Sept. 7, 1929 – May 4, 2015
Mary Eldred Newland Soltis began her professional life flying coast to coast as an American Airlines stewardess, but it was in Wheatfield where she established roots that spawned a five-decade-long legacy of volunteer work.
Mrs. Soltis, a fixture at North Presbyterian Church in North Tonawanda and several other local institutions, died Monday. She was 85.
Born in Toronto, she was a graduate of St. Clement’s School and later earned a degree from the University of Toronto. Mrs. Soltis was also part of a group of Canadian women recruited in 1951 to work as stewardesses at American’s hub in Buffalo. Not long after that, she met a young Air Force pilot who lived across the hall from her in Snyder.
She and William Soltis married in 1954 and spent the next decade raising a family while living at military postings in Alaska, Florida, Michigan and finally Massachusetts. On the 50th anniversary of the Korean War, Maj. Soltis was honored by South Korea for his 100 combat missions.
After his retirement in 1963, the couple settled in Wheatfield and became active with North Presbyterian Church, where Mrs. Soltis served on the session and as deacon, trustee, and a member of several church committees. In the 1980s, the church sponsored a Laotian refugee boat family and Mrs. Soltis was active in helping them find housing and adapt to everyday life here.
“Mother’s first volunteer experience occurred with the Red Cross while she was a student at St. Clement’s School, and it led to her lifelong pursuit of embracing behind-the-scenes responsibilities that ultimately made a big difference,” said her daughter, Linda Lee Newland Soltis.
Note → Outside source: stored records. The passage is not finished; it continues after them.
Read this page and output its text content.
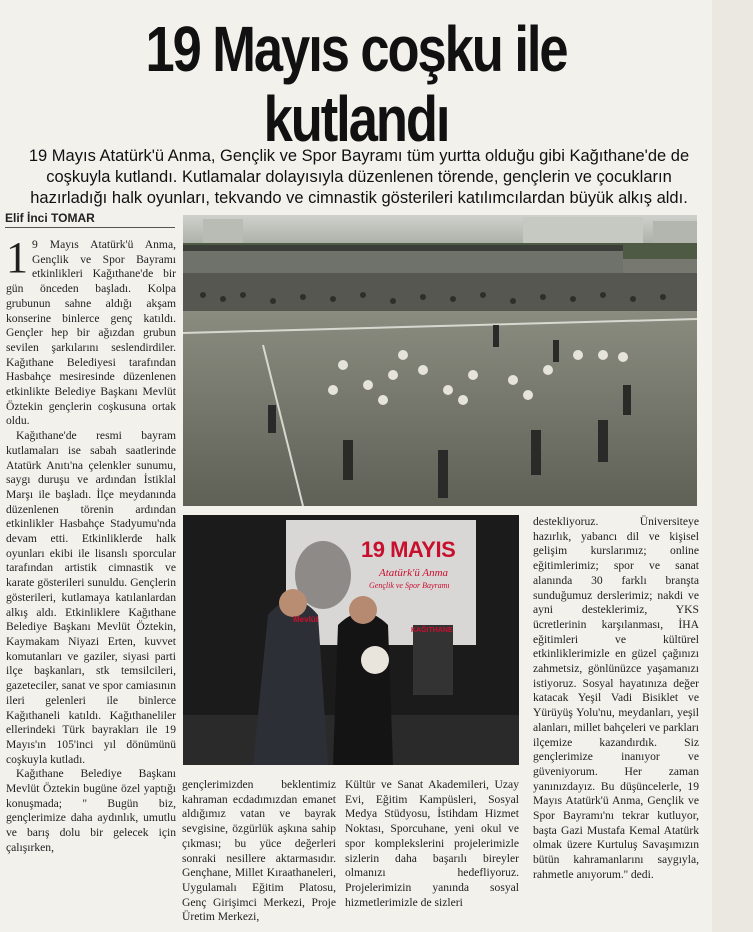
19 Mayıs coşku ile kutlandı
19 Mayıs Atatürk'ü Anma, Gençlik ve Spor Bayramı tüm yurtta olduğu gibi Kağıthane'de de coşkuyla kutlandı. Kutlamalar dolayısıyla düzenlenen törende, gençlerin ve çocukların hazırladığı halk oyunları, tekvando ve cimnastik gösterileri katılımcılardan büyük alkış aldı.
Elif İnci TOMAR

1 9 Mayıs Atatürk'ü Anma, Gençlik ve Spor Bayramı etkinlikleri Kağıthane'de bir gün önceden başladı. Kolpa grubunun sahne aldığı akşam konserine binlerce genç katıldı. Gençler hep bir ağızdan grubun sevilen şarkılarını seslendirdiler. Kağıthane Belediyesi tarafından Hasbahçe mesiresinde düzenlenen etkinlikte Belediye Başkanı Mevlüt Öztekin gençlerin coşkusuna ortak oldu.

Kağıthane'de resmi bayram kutlamaları ise sabah saatlerinde Atatürk Anıtı'na çelenkler sunumu, saygı duruşu ve ardından İstiklal Marşı ile başladı. İlçe meydanında düzenlenen törenin ardından etkinlikler Hasbahçe Stadyumu'nda devam etti. Etkinliklerde halk oyunları ekibi ile lisanslı sporcular tarafından artistik cimnastik ve karate gösterileri sunuldu. Gençlerin gösterileri, kutlamaya katılanlardan alkış aldı. Etkinliklere Kağıthane Belediye Başkanı Mevlüt Öztekin, Kaymakam Niyazi Erten, kuvvet komutanları ve gaziler, siyasi parti ilçe başkanları, stk temsilcileri, gazeteciler, sanat ve spor camiasının ileri gelenleri ile binlerce Kağıthaneli katıldı. Kağıthaneliler ellerindeki Türk bayrakları ile 19 Mayıs'ın 105'inci yıl dönümünü coşkuyla kutladı.

Kağıthane Belediye Başkanı Mevlüt Öztekin bugüne özel yaptığı konuşmada; '' Bugün biz, gençlerimize daha aydınlık, umutlu ve barış dolu bir gelecek için çalışırken,

19 MAYIS
Atatürk'ü Anma
Gençlik ve Spor Bayramı
Mevlüt
KAĞITHANE

gençlerimizden beklentimiz kahraman ecdadımızdan emanet aldığımız vatan ve bayrak sevgisine, özgürlük aşkına sahip çıkması; bu yüce değerleri sonraki nesillere aktarmasıdır. Gençhane, Millet Kıraathaneleri, Uygulamalı Eğitim Platosu, Genç Girişimci Merkezi, Proje Üretim Merkezi,

Kültür ve Sanat Akademileri, Uzay Evi, Eğitim Kampüsleri, Sosyal Medya Stüdyosu, İstihdam Hizmet Noktası, Sporcuhane, yeni okul ve spor komplekslerini projelerimizle sizlerin daha başarılı bireyler olmanızı hedefliyoruz. Projelerimizin yanında sosyal hizmetlerimizle de sizleri

destekliyoruz. Üniversiteye hazırlık, yabancı dil ve kişisel gelişim kurslarımız; online eğitimlerimiz; spor ve sanat alanında 30 farklı branşta sunduğumuz derslerimiz; nakdi ve ayni desteklerimiz, YKS ücretlerinin karşılanması, İHA eğitimleri ve kültürel etkinliklerimizle en güzel çağınızı zahmetsiz, gönlünüzce yaşamanızı istiyoruz. Sosyal hayatınıza değer katacak Yeşil Vadi Bisiklet ve Yürüyüş Yolu'nu, meydanları, yeşil alanları, millet bahçeleri ve parkları ilçemize kazandırdık. Siz gençlerimize inanıyor ve güveniyorum. Her zaman yanınızdayız. Bu düşüncelerle, 19 Mayıs Atatürk'ü Anma, Gençlik ve Spor Bayramı'nı tekrar kutluyor, başta Gazi Mustafa Kemal Atatürk olmak üzere Kurtuluş Savaşımızın bütün kahramanlarını saygıyla, rahmetle anıyorum.'' dedi.
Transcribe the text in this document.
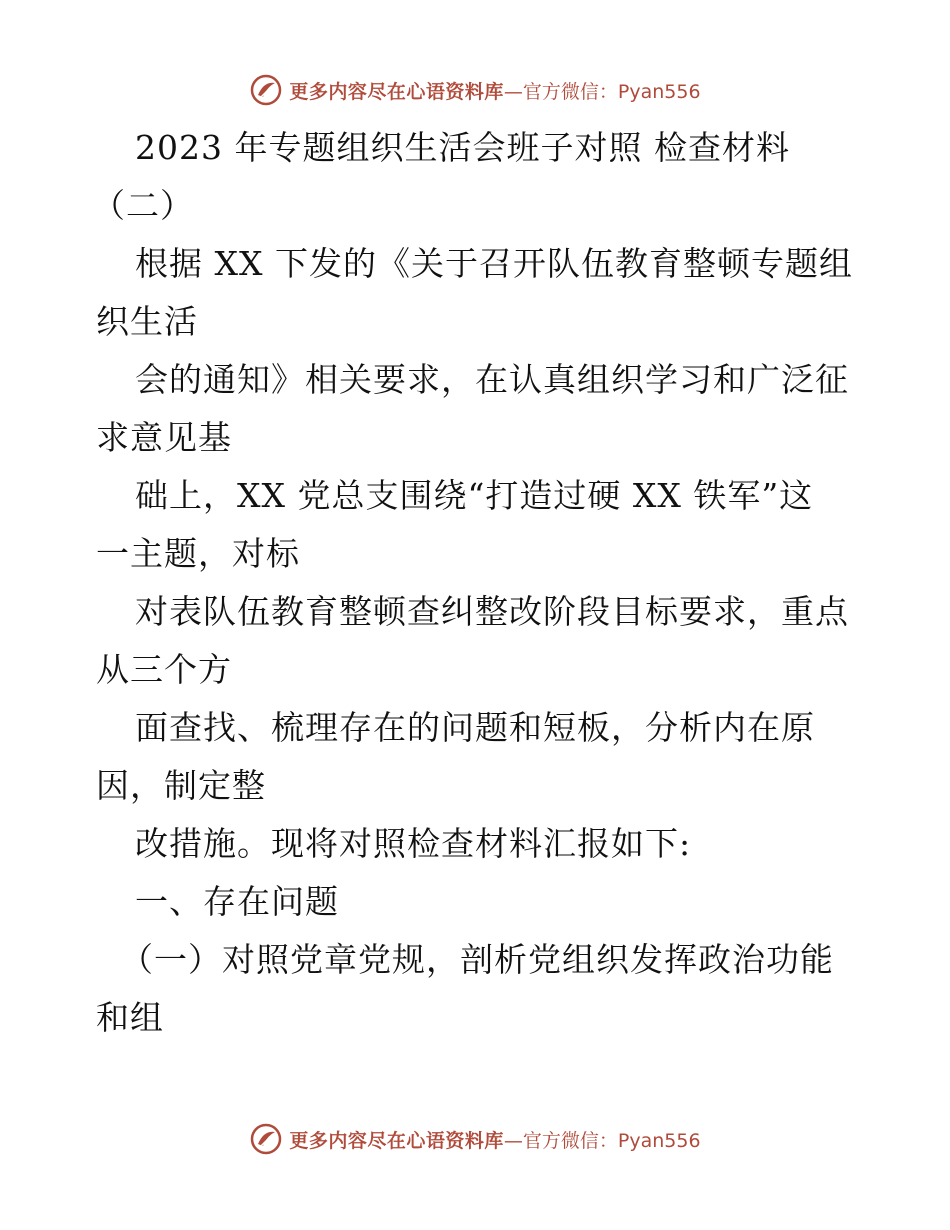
更多内容尽在心语资料库 —官方微信：Pyan556
2023 年专题组织生活会班子对照 检查材料
（二）
根据 XX 下发的《关于召开队伍教育整顿专题组
织生活
会的通知》相关要求，在认真组织学习和广泛征
求意见基
础上，XX 党总支围绕“打造过硬 XX 铁军”这
一主题，对标
对表队伍教育整顿查纠整改阶段目标要求，重点
从三个方
面查找、梳理存在的问题和短板，分析内在原
因，制定整
改措施。现将对照检查材料汇报如下:
一、存在问题
（一）对照党章党规，剖析党组织发挥政治功能
和组
更多内容尽在心语资料库 —官方微信：Pyan556
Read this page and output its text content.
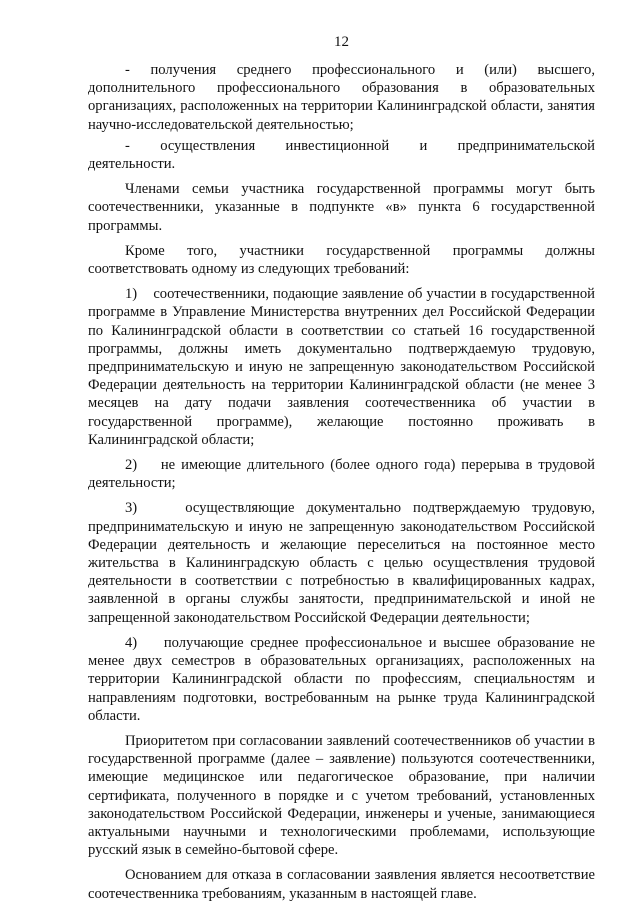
12

-    получения    среднего    профессионального    и    (или)    высшего, дополнительного профессионального образования в образовательных организациях, расположенных на территории Калининградской области, занятия научно-исследовательской деятельностью;

-    осуществления    инвестиционной    и    предпринимательской деятельности.

Членами семьи участника государственной программы могут быть соотечественники, указанные в подпункте «в» пункта 6 государственной программы.

Кроме того, участники государственной программы должны соответствовать одному из следующих требований:

1)    соотечественники, подающие заявление об участии в государственной программе в Управление Министерства внутренних дел Российской Федерации по Калининградской области в соответствии со статьей 16 государственной программы, должны иметь документально подтверждаемую трудовую, предпринимательскую и иную не запрещенную законодательством Российской Федерации деятельность на территории Калининградской области (не менее 3 месяцев на дату подачи заявления соотечественника об участии в государственной программе), желающие постоянно проживать в Калининградской области;

2)    не имеющие длительного (более одного года) перерыва в трудовой деятельности;

3)    осуществляющие документально подтверждаемую трудовую, предпринимательскую и иную не запрещенную законодательством Российской Федерации деятельность и желающие переселиться на постоянное место жительства в Калининградскую область с целью осуществления трудовой деятельности в соответствии с потребностью в квалифицированных кадрах, заявленной в органы службы занятости, предпринимательской и иной не запрещенной законодательством Российской Федерации деятельности;

4)    получающие среднее профессиональное и высшее образование не менее двух семестров в образовательных организациях, расположенных на территории Калининградской области по профессиям, специальностям и направлениям подготовки, востребованным на рынке труда Калининградской области.

Приоритетом при согласовании заявлений соотечественников об участии в государственной программе (далее – заявление) пользуются соотечественники, имеющие медицинское или педагогическое образование, при наличии сертификата, полученного в порядке и с учетом требований, установленных законодательством Российской Федерации, инженеры и ученые, занимающиеся актуальными научными и технологическими проблемами, использующие русский язык в семейно-бытовой сфере.

Основанием для отказа в согласовании заявления является несоответствие соотечественника требованиям, указанным в настоящей главе.
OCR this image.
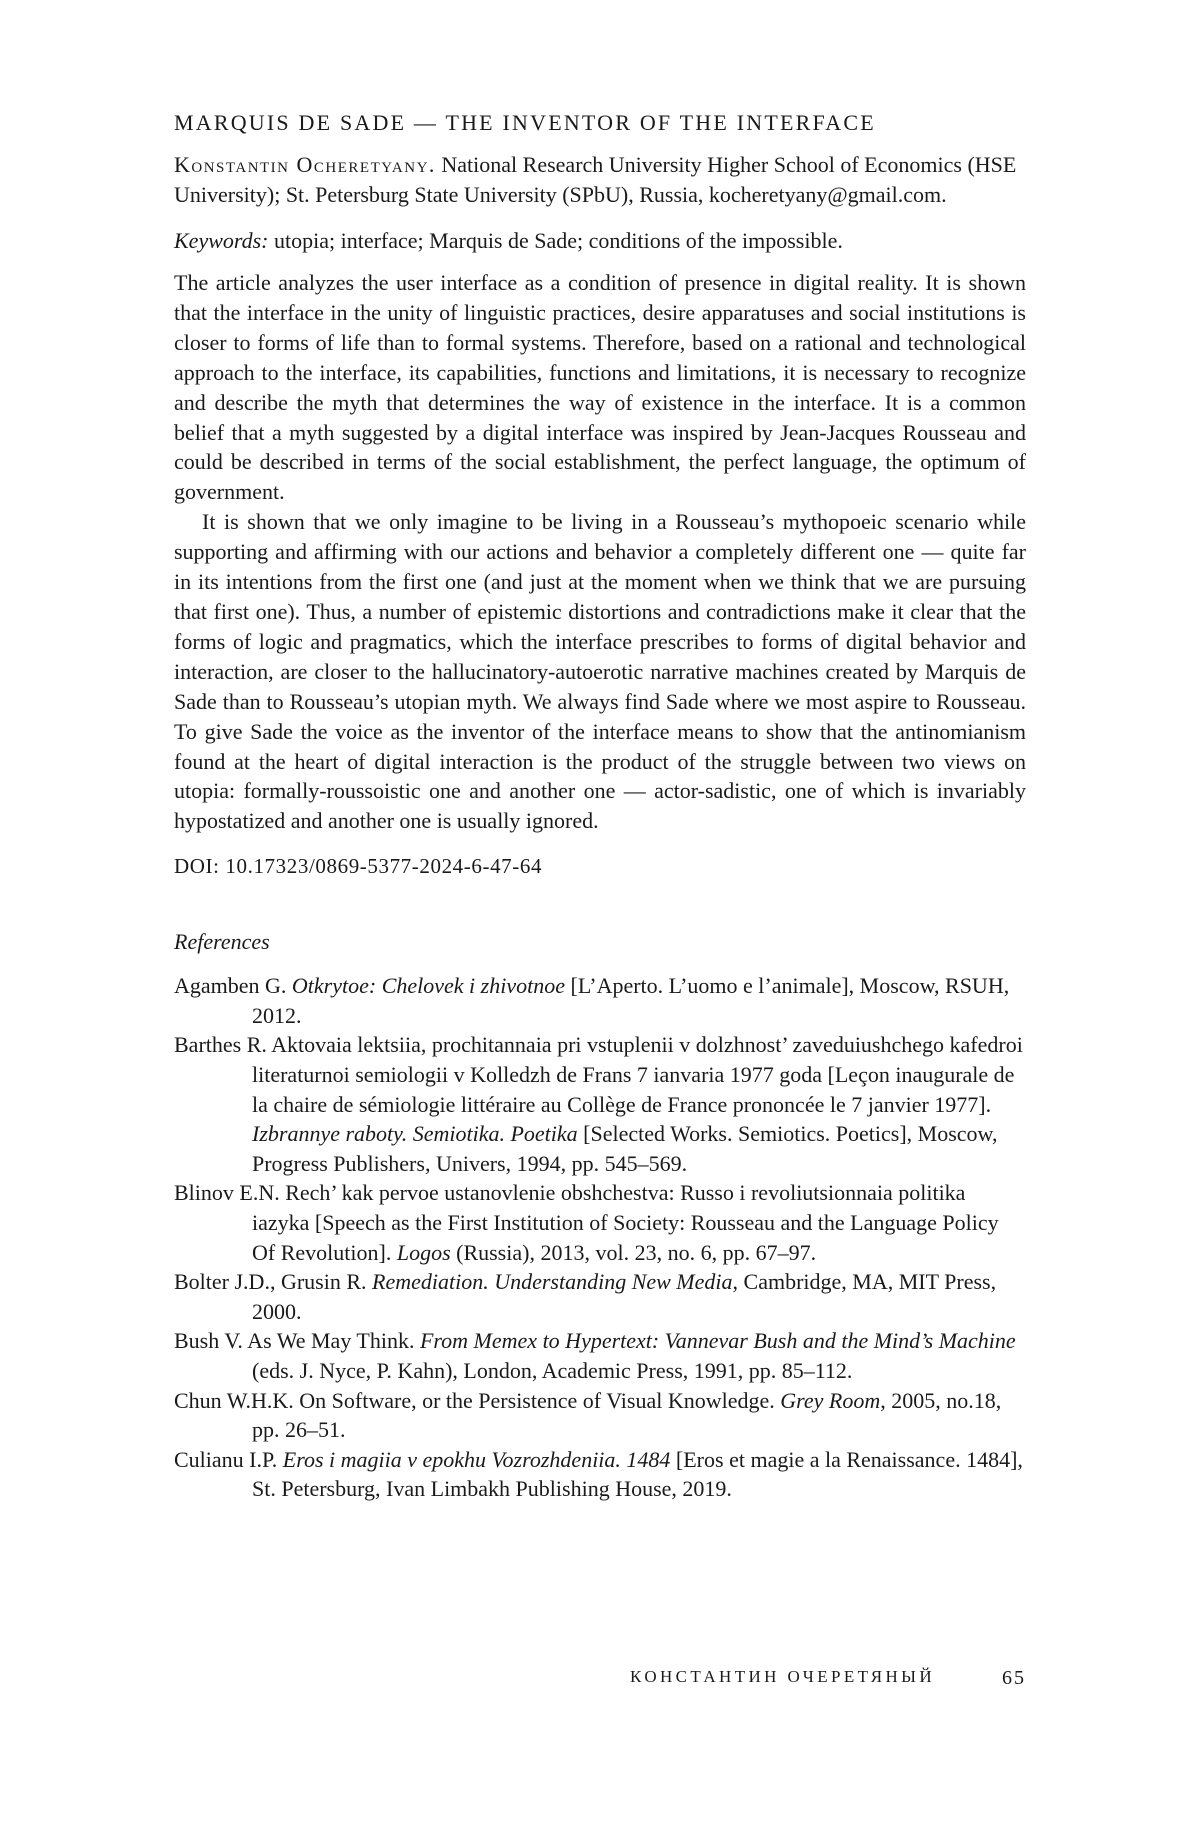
MARQUIS DE SADE — THE INVENTOR OF THE INTERFACE

Konstantin Ocheretyany. National Research University Higher School of Economics (HSE University); St. Petersburg State University (SPbU), Russia, kocheretyany@gmail.com.

Keywords: utopia; interface; Marquis de Sade; conditions of the impossible.

The article analyzes the user interface as a condition of presence in digital reality. It is shown that the interface in the unity of linguistic practices, desire apparatuses and social institutions is closer to forms of life than to formal systems. Therefore, based on a rational and technological approach to the interface, its capabilities, functions and limitations, it is necessary to recognize and describe the myth that determines the way of existence in the interface. It is a common belief that a myth suggested by a digital interface was inspired by Jean-Jacques Rousseau and could be described in terms of the social establishment, the perfect language, the optimum of government.

It is shown that we only imagine to be living in a Rousseau’s mythopoeic scenario while supporting and affirming with our actions and behavior a completely different one — quite far in its intentions from the first one (and just at the moment when we think that we are pursuing that first one). Thus, a number of epistemic distortions and contradictions make it clear that the forms of logic and pragmatics, which the interface prescribes to forms of digital behavior and interaction, are closer to the hallucinatory-autoerotic narrative machines created by Marquis de Sade than to Rousseau’s utopian myth. We always find Sade where we most aspire to Rousseau. To give Sade the voice as the inventor of the interface means to show that the antinomianism found at the heart of digital interaction is the product of the struggle between two views on utopia: formally-roussoistic one and another one — actor-sadistic, one of which is invariably hypostatized and another one is usually ignored.

DOI: 10.17323/0869-5377-2024-6-47-64

References

Agamben G. Otkrytoe: Chelovek i zhivotnoe [L’Aperto. L’uomo e l’animale], Moscow, RSUH, 2012.
Barthes R. Aktovaia lektsiia, prochitannaia pri vstuplenii v dolzhnost’ zaveduiushchego kafedroi literaturnoi semiologii v Kolledzh de Frans 7 ianvaria 1977 goda [Leçon inaugurale de la chaire de sémiologie littéraire au Collège de France prononcée le 7 janvier 1977]. Izbrannye raboty. Semiotika. Poetika [Selected Works. Semiotics. Poetics], Moscow, Progress Publishers, Univers, 1994, pp. 545–569.
Blinov E.N. Rech’ kak pervoe ustanovlenie obshchestva: Russo i revoliutsionnaia politika iazyka [Speech as the First Institution of Society: Rousseau and the Language Policy Of Revolution]. Logos (Russia), 2013, vol. 23, no. 6, pp. 67–97.
Bolter J.D., Grusin R. Remediation. Understanding New Media, Cambridge, MA, MIT Press, 2000.
Bush V. As We May Think. From Memex to Hypertext: Vannevar Bush and the Mind’s Machine (eds. J. Nyce, P. Kahn), London, Academic Press, 1991, pp. 85–112.
Chun W.H.K. On Software, or the Persistence of Visual Knowledge. Grey Room, 2005, no.18, pp. 26–51.
Culianu I.P. Eros i magiia v epokhu Vozrozhdeniia. 1484 [Eros et magie a la Renaissance. 1484], St. Petersburg, Ivan Limbakh Publishing House, 2019.
КОНСТАНТИН ОЧЕРЕТЯНЫЙ	65
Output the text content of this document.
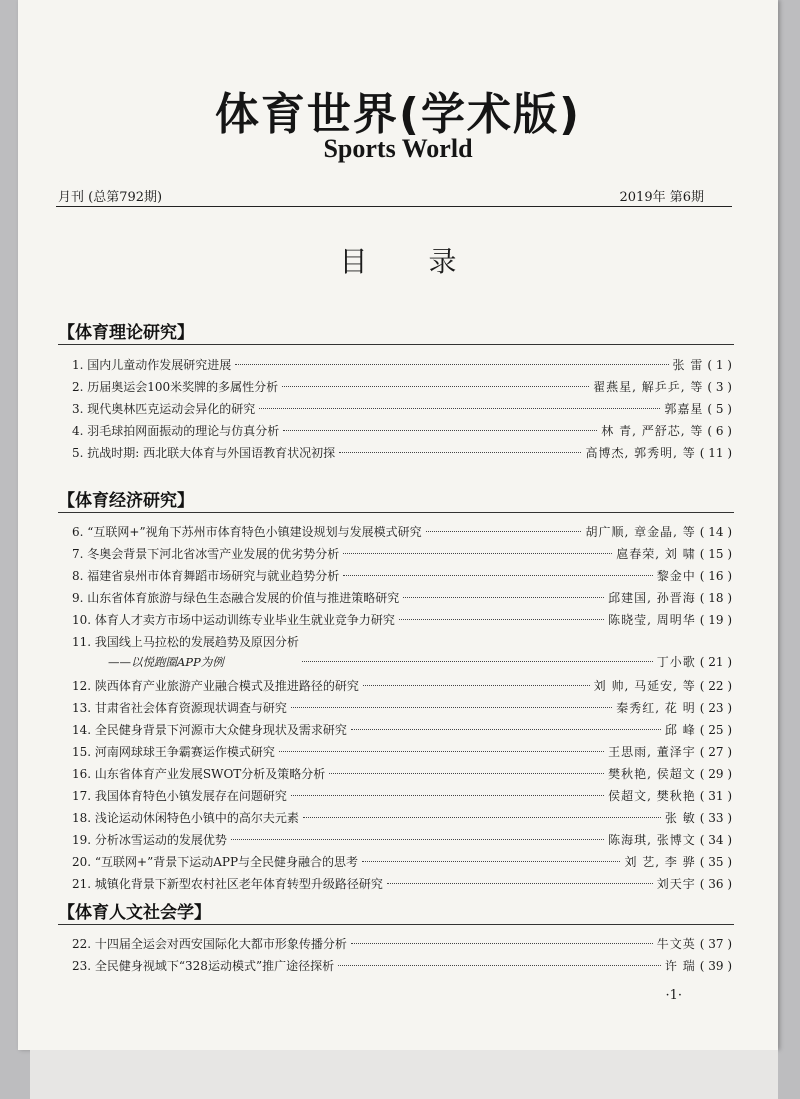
体育世界(学术版)
Sports World
月刊 (总第792期)	2019年 第6期
目 录
【体育理论研究】
1. 国内儿童动作发展研究进展	张 雷 ( 1 )
2. 历届奥运会100米奖牌的多属性分析	翟燕星, 解乒乒, 等 ( 3 )
3. 现代奥林匹克运动会异化的研究	郭嘉星 ( 5 )
4. 羽毛球拍网面振动的理论与仿真分析	林 青, 严舒芯, 等 ( 6 )
5. 抗战时期: 西北联大体育与外国语教育状况初探	高博杰, 郭秀明, 等 ( 11 )
【体育经济研究】
6. “互联网+”视角下苏州市体育特色小镇建设规划与发展模式研究	胡广顺, 章金晶, 等 ( 14 )
7. 冬奥会背景下河北省冰雪产业发展的优劣势分析	扈春荣, 刘 啸 ( 15 )
8. 福建省泉州市体育舞蹈市场研究与就业趋势分析	黎金中 ( 16 )
9. 山东省体育旅游与绿色生态融合发展的价值与推进策略研究	邱建国, 孙晋海 ( 18 )
10. 体育人才卖方市场中运动训练专业毕业生就业竞争力研究	陈晓莹, 周明华 ( 19 )
11. 我国线上马拉松的发展趋势及原因分析
——以悦跑圈APP为例	丁小歌 ( 21 )
12. 陕西体育产业旅游产业融合模式及推进路径的研究	刘 帅, 马延安, 等 ( 22 )
13. 甘肃省社会体育资源现状调查与研究	秦秀红, 花 明 ( 23 )
14. 全民健身背景下河源市大众健身现状及需求研究	邱 峰 ( 25 )
15. 河南网球球王争霸赛运作模式研究	王思雨, 董泽宇 ( 27 )
16. 山东省体育产业发展SWOT分析及策略分析	樊秋艳, 侯超文 ( 29 )
17. 我国体育特色小镇发展存在问题研究	侯超文, 樊秋艳 ( 31 )
18. 浅论运动休闲特色小镇中的高尔夫元素	张 敏 ( 33 )
19. 分析冰雪运动的发展优势	陈海琪, 张博文 ( 34 )
20. “互联网+”背景下运动APP与全民健身融合的思考	刘 艺, 李 骅 ( 35 )
21. 城镇化背景下新型农村社区老年体育转型升级路径研究	刘天宇 ( 36 )
【体育人文社会学】
22. 十四届全运会对西安国际化大都市形象传播分析	牛文英 ( 37 )
23. 全民健身视域下“328运动模式”推广途径探析	许 瑞 ( 39 )
·1·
As the mother of two daughters and a son, she was a Boy Scout den mother, 4-H Mom, assistant Brownie leader and Girl Scout cookie chair. She spent her summers at the Newland family cottage in Barrie, Ont., where she reconnected with childhood friends, and over the years passed onto her children and grandchildren a love of animals.
She also was a 20-year member and past president of Coterie Inc., an organization dedicated to helping families and patients living with lung and respiratory disease.
Despite her ties here, Mrs. Soltis remained a lifelong Canadian, proud of her family’s nearly 200-year presence there, as well as its roots in England, Scotland and Northern Ireland.
Other survivors include a son, Michael, and two grandchildren. Her daughter Andrea died of cancer in 1992 and her husband died in 2013.
A memorial service will be held at 4 p.m. Monday at North Presbyterian Church, 168 Payne Ave., North Tonawanda.